LINQ to SQL - "Row not found or changed" when updated using OnPropertyChanged

1.9k Views Asked by At

The Save method in the following code is failing with the error "Row not found or changed".

Question question = questionService.getQuestionById(id); 
// returning Context.Question.Where(q => q.id == id).SingleOrDefault()

question.Text = "some text";

questionService.Save(question); 
// Context.SubmitChanges();

Question is a DTO generated using CodeSmith and PLINQO templates. However, the "Row not found or changed" error only occurs aftering implementing a custom override to the OnPropertyChanged event to automatically insert when a record was created or modified. I profiled the queries that were generated, when the getQuestionById method is executed, it is executing a normal select statement. However, if the modified date is returned as '2012-07-28 12:15:00.900', when I attempt to save the record, the update is failing because it is adding Modified = '2012-07-28 12:15:00.903' to the update statement, which is a few milliseconds different from what exists in the database. So I know this has something to do with the following code added to the generated Question object:

protected override void OnPropertyChanged(string property)
{
    this.UpdateProperties(property);
    base.OnPropertyChanged(property);
}

public static void UpdateProperties(this object updatedObject, string property)
{
    if (property == created || property = modified) return;
    // prevents an infinite loop 

    Update(updateObject);
    // sets updatedObject.Created and updateObject.Modified fields
}

I have found a few posts that suggest setting the UpdateMode to never in the dbml for fields that use higher precision than seconds.
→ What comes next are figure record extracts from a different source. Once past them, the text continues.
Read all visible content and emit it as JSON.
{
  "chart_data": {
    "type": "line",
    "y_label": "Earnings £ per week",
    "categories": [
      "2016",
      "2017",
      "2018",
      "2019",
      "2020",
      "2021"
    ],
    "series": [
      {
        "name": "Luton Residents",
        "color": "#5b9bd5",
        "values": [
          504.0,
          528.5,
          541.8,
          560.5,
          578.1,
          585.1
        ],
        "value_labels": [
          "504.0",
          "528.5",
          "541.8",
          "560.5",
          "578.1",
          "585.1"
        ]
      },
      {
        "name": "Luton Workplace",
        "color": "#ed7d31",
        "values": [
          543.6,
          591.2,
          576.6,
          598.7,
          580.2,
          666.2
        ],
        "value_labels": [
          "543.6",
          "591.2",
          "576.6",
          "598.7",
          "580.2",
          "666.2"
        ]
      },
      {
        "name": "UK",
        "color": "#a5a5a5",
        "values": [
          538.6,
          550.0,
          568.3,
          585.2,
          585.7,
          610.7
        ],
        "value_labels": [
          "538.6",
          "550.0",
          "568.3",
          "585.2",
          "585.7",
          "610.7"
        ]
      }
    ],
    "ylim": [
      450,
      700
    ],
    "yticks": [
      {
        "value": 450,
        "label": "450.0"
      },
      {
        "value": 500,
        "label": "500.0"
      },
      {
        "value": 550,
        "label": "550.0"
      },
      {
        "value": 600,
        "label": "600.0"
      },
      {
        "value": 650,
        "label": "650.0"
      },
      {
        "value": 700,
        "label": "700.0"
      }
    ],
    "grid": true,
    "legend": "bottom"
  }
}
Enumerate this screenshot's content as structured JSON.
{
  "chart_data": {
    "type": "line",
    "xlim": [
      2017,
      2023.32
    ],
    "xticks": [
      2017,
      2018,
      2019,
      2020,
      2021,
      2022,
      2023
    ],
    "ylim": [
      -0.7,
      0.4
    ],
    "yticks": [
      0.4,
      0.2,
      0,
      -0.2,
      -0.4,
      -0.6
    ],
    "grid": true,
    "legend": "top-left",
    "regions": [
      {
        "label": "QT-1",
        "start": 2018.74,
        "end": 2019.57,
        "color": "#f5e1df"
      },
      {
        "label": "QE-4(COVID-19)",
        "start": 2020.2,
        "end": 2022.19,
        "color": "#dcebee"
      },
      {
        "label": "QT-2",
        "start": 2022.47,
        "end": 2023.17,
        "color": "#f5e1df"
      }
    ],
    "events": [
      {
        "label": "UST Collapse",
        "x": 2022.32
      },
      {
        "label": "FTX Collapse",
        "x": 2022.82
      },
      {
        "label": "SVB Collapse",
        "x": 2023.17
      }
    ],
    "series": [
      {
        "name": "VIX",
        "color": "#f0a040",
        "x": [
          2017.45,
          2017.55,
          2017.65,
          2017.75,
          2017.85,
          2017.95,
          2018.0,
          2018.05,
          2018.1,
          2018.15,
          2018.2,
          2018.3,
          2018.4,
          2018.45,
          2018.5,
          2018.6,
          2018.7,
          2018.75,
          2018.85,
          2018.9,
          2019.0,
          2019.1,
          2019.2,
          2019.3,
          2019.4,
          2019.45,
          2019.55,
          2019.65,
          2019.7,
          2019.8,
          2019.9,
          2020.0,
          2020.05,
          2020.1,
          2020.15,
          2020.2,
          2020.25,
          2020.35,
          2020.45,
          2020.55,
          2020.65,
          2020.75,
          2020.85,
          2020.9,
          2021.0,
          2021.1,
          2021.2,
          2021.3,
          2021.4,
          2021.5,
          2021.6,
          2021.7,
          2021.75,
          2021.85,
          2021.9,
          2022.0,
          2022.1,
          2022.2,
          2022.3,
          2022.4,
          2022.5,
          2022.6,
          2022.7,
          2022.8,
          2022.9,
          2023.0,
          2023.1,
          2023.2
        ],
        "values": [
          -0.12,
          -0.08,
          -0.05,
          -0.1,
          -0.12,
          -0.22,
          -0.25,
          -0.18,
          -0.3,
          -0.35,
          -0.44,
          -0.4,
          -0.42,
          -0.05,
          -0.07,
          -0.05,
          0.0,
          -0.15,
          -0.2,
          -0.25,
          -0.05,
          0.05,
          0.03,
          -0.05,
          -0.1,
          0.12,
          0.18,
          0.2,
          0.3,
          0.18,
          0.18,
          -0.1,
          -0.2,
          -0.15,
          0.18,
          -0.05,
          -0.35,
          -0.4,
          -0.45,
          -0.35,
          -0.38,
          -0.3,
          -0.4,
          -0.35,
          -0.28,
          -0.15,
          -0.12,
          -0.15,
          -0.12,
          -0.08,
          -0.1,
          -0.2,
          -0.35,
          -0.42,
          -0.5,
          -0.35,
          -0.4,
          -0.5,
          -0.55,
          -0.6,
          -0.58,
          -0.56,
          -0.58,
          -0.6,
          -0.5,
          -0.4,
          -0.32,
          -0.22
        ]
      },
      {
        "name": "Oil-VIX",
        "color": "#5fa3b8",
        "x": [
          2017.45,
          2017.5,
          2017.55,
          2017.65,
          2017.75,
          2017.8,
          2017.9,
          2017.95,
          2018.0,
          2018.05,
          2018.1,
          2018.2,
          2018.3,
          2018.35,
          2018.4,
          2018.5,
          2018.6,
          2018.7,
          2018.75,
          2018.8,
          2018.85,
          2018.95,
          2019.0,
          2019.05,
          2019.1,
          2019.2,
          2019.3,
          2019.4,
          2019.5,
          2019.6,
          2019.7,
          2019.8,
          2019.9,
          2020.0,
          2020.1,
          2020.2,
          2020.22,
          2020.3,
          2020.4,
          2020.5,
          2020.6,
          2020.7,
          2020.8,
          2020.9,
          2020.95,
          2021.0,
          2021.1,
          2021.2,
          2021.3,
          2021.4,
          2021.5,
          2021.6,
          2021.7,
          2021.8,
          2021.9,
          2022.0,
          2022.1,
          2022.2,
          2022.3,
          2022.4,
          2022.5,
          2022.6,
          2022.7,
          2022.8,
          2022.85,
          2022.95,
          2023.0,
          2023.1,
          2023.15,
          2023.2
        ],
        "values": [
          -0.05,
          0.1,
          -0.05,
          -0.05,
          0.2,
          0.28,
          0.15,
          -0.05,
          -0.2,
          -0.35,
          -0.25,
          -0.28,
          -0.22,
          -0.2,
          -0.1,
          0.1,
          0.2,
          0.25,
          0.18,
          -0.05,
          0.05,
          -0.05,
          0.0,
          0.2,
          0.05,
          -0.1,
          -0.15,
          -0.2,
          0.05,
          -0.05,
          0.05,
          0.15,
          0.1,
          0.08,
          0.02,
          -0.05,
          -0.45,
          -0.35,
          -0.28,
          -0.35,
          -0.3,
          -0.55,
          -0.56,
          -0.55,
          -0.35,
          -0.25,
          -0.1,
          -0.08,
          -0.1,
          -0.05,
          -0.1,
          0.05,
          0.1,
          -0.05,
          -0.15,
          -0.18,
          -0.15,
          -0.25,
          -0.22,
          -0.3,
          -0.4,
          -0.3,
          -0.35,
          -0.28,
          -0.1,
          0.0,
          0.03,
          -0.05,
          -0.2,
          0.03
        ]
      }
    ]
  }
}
I can use this as a last resort, but I have been adding the same code to other tables with the same data types for a while without any problems and would like to understand why it is only happening for this one table. This also seems to fail somewhat randomly, I don't have specific steps to reproduce it, but it does seem to happen more frequently when I am not debugging.

1

There are 1 best solutions below

2
On

My guess is you're using your Modified (and/or Created) column in the database to check for concurrency. You are also updating this column yourself. This mix is not correct.

A better way is to use a timestamp as the concurrency-check-column. This column will be set by SQL server (assuming this is what you are using), and is not a date-time but some internal unique database generated value.

Some googling gave me this article which I think will explain the basics well on how to set up your timestamp column.